Under the basket at Minnehaha Academy, Shoreview natives Joe Doerrer and Nolan Newberg trained their phone cameras on the spindly 7-foot, 1-inch presence at center court. Chet Holmgren, then a senior with the Redhawks, towered over the rest of the gym, his black face mask and navy-blue jersey amplifying his foreboding stature. For Doerrer and Newberg's fledgling social media brand Strictly Bball, the nation's No. 1 prospect represented opportunity.
Holmgren finished off alley-oop after alley-oop that night in February 2021. He twisted through the lane, barely leaving the ground to throw down monster jams on his overmatched opponents. Strictly Bball captured it all. Overnight, their 59-second TikTok about the game took off. It now has just shy of 5 million views.
Featuring Holmgren, who's projected to be among the first few picks in the NBA draft on Thursday, catapulted best friends Doerrer and Newberg into the forefront of online high school basketball coverage on their first foray into the niche. Today, Strictly Bball has 1.2 million followers and over 81 million likes on TikTok, claiming to be the "#1 Source for High School Hoops Stories."

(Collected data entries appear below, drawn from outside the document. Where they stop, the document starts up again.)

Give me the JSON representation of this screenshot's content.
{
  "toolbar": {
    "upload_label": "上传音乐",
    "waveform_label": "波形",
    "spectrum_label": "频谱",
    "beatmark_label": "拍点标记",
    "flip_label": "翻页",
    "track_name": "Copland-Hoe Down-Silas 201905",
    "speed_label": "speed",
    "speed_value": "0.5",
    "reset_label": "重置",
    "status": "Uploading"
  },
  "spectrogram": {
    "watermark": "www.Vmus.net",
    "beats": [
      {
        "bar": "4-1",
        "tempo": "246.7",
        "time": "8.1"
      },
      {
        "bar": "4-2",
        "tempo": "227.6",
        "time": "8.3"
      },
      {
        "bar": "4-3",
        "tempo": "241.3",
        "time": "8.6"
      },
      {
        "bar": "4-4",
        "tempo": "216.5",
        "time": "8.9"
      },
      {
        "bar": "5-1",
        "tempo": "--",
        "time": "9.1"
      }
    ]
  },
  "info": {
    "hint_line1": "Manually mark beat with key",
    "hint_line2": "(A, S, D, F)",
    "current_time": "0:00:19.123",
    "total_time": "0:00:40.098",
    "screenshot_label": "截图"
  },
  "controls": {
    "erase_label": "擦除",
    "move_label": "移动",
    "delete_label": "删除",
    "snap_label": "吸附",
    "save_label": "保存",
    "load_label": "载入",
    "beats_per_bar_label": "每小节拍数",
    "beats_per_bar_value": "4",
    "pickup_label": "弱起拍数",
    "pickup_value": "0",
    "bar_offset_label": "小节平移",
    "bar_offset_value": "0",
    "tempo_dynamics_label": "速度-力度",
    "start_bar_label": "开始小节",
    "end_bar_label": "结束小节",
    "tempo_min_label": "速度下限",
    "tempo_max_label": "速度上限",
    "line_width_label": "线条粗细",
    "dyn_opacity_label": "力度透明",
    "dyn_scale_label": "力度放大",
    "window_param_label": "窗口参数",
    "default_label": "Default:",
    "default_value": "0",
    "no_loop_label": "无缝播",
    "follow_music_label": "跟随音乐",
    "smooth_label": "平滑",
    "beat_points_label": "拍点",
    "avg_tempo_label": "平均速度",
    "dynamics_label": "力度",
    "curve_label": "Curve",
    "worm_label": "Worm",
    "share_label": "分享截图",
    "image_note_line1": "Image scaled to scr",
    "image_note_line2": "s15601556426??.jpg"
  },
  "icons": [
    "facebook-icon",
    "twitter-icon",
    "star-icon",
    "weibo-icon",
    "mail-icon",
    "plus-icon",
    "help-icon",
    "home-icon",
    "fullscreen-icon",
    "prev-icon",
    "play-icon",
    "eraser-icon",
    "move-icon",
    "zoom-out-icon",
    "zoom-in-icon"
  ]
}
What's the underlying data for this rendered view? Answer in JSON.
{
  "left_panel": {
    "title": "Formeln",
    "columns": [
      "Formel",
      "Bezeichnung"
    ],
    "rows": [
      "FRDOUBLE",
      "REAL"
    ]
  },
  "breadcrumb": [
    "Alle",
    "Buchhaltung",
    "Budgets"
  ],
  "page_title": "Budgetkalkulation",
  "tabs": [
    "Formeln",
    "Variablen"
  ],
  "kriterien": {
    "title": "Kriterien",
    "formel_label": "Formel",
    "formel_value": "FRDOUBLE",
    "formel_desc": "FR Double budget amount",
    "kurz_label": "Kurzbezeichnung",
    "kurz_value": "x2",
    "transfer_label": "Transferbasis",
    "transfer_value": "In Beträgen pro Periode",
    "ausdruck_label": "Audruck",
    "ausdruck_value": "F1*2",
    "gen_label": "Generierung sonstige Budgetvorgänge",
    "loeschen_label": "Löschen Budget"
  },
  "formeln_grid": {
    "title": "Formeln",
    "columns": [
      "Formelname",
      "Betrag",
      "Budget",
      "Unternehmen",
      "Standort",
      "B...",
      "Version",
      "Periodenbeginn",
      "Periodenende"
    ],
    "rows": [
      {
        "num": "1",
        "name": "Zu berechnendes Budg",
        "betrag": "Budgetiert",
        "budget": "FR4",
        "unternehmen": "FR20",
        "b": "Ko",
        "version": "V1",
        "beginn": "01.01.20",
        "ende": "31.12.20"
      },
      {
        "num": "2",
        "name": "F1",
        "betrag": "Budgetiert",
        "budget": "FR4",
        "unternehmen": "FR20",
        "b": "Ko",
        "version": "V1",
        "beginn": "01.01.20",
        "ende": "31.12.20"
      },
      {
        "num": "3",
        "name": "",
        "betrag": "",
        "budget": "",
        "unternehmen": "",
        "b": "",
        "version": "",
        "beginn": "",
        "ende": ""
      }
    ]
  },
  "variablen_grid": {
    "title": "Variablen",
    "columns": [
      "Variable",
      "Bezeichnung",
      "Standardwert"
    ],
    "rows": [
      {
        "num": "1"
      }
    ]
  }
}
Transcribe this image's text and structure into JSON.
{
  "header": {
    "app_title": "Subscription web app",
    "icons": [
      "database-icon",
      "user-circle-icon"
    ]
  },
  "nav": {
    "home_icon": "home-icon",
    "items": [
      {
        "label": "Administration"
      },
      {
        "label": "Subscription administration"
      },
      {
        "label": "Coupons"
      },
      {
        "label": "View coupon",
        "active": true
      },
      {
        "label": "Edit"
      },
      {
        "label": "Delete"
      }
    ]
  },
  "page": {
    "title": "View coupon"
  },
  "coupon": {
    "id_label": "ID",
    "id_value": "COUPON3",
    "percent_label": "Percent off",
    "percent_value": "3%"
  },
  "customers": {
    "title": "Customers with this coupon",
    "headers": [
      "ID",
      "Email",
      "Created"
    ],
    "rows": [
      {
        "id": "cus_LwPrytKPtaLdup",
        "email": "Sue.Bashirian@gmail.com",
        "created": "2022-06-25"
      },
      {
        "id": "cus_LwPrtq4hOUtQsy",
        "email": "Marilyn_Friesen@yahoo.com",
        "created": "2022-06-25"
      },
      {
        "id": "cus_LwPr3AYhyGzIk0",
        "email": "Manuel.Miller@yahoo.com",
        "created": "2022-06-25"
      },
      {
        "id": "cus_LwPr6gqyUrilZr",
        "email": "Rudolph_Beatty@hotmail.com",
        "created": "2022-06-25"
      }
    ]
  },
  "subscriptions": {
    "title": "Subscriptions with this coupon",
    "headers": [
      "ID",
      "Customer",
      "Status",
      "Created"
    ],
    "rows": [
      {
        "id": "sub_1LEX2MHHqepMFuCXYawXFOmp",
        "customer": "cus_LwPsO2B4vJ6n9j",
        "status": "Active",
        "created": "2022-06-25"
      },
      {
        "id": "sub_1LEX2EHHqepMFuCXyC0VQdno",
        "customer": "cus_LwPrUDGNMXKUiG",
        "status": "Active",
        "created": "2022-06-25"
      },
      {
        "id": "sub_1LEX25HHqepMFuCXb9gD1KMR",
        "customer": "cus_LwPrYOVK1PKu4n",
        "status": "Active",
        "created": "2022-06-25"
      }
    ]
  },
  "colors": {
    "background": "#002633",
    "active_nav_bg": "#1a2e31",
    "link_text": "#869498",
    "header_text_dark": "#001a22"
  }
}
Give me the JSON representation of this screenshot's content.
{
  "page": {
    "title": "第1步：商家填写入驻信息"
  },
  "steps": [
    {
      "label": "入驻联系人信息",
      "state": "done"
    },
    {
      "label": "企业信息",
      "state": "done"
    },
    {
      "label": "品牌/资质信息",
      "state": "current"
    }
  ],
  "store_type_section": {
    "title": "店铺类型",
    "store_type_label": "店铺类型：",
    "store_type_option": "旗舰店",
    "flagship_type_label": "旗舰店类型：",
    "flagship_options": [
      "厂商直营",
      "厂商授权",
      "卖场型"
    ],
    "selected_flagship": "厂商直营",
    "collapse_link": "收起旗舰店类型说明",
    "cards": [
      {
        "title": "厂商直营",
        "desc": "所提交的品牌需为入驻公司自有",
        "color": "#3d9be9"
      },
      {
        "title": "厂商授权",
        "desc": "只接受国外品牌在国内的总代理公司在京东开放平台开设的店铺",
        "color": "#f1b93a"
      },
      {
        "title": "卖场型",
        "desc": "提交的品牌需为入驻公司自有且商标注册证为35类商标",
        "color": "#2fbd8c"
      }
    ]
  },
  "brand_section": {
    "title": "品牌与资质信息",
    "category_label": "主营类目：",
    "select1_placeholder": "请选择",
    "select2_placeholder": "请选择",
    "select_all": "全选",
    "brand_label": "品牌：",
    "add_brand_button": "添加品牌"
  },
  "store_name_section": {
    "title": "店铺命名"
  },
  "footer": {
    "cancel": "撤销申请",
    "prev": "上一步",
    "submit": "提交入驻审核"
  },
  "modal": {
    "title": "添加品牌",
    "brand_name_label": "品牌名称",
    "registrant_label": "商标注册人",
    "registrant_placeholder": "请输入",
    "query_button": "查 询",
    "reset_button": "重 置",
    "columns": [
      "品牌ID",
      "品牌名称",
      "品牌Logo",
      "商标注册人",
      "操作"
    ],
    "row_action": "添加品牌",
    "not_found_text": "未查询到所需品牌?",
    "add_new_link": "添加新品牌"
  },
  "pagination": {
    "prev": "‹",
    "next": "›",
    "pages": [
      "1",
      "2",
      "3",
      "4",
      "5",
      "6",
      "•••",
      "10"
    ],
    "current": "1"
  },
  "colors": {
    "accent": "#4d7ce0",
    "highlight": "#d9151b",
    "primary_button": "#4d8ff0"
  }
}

"Chet was so fun to watch up close," Doerrer said. "Honestly, at the start, it was just fun to be back in a live sporting event. We didn't really expect it to be our biggest piece of content."
Doerrer and Newberg, each 21, were next-door neighbors in Shoreview, best friends since preschool. They made their first attempt at a basketball edit together in 2013 for Vine, the social media platform that featured strictly seven-second videos. Doerrer held up his iPod to the TV to videotape a DeAndre Jordan poster dunk, a video of a video they laid over a soundtrack.
"We grew up together, so I guess we're kind of oriented the same way as friends and as business partners," Newberg said. "It's just super crazy that we get to work together and we're building this brand."
They started the TikTok page in February 2020, but growth stalled in the months before the Minnehaha game. Their short videos, typically close-up, vertical shots of one of the friends giving his NBA opinions, had only generated about 5,000 new followers in the previous six months. NBA content was increasingly saturated on TikTok, and Strictly Bball got lost in the noise.
"Right after the Chet Holmgren video we kind of realized like, all right, this is definitely a really untapped market," Newberg said. "It's an untapped market that we really want to gear our content towards and really think we could find a lot of success doing high school basketball."
They capitalized on the wealth of high school basketball talent in Minnesota to carve out their niche. Besides Holmgren, that Minnehaha team had such stars as Hercy and Mercy Miller and Prince Aligbe. Strictly Bball also featured Cretin-Derham Hall's Tre Holloman and Totino-Grace's Taison Chatman and Duluth sharpshooters Bjorn and Anders Broman.
The audience that attracted in the state has now pushed them across the Midwest. From their home base in Doerrer's basement, the two have already traveled to Ohio, Indiana and South Dakota this year to cover Amateur Athletic Union tournaments, racking up millions of views with their signature style — voiceover on quick-cut highlights shot from the baseline, just like the first time at Minnehaha.
"I would attribute our success mainly to our ability to effectively tell a story," Newberg said. "Basically, all of our content now is either a specific play, or if it's a whole entire game, it's just how well we can tell a story and keep the viewer engaged throughout the entirety of the video."
That may not sound challenging when their videos rarely top a minute and a half, but the nature of TikTok makes it easy to scroll to the next video as soon as the scroller gets bored. Capturing and keeping attention on the platform is an art form with unlimited potential.
Valérie Bélair-Gagnon, an assistant professor at the Hubbard School of Journalism and Mass Communication at the University of Minnesota, said it's too early to know if the extreme short-form storytelling Strictly Bball uses has staying power, but she said its potential to capture audiences is exciting.
"These sort of videos require low participation from users — users need to fill less the gaps in information — and with many senses involved, they may foster a higher-level involvement from a user perspective," Bélair-Gagnon said via email. "In a way, you can compare that to streaming or when television arrived in the household decades ago replacing previous forms of media. … And that relates to your point about Strictly Bball in Minnesota, where fans can look at particular plays or fun musical moments rather than consume the whole game."
At least for now, it's worked for Doerrer and Newberg. They can charge $2,000 for a sponsored TikTok and have made up to $10,000 in a month with the account. There's a Strictly Bball shop on the web, too.
Five years from now, it's hard to know where they'll be, Newberg said. As long as they're telling the stories they want to tell, they're happy.
"We've thrown around different ideas like hosting youth basketball camps that are centered around content, we make content around them, or maybe different events that we can host that could really amplify what we're doing," Doerrer said. "But right now, the focus is on the content and just growing on all the platforms we're on."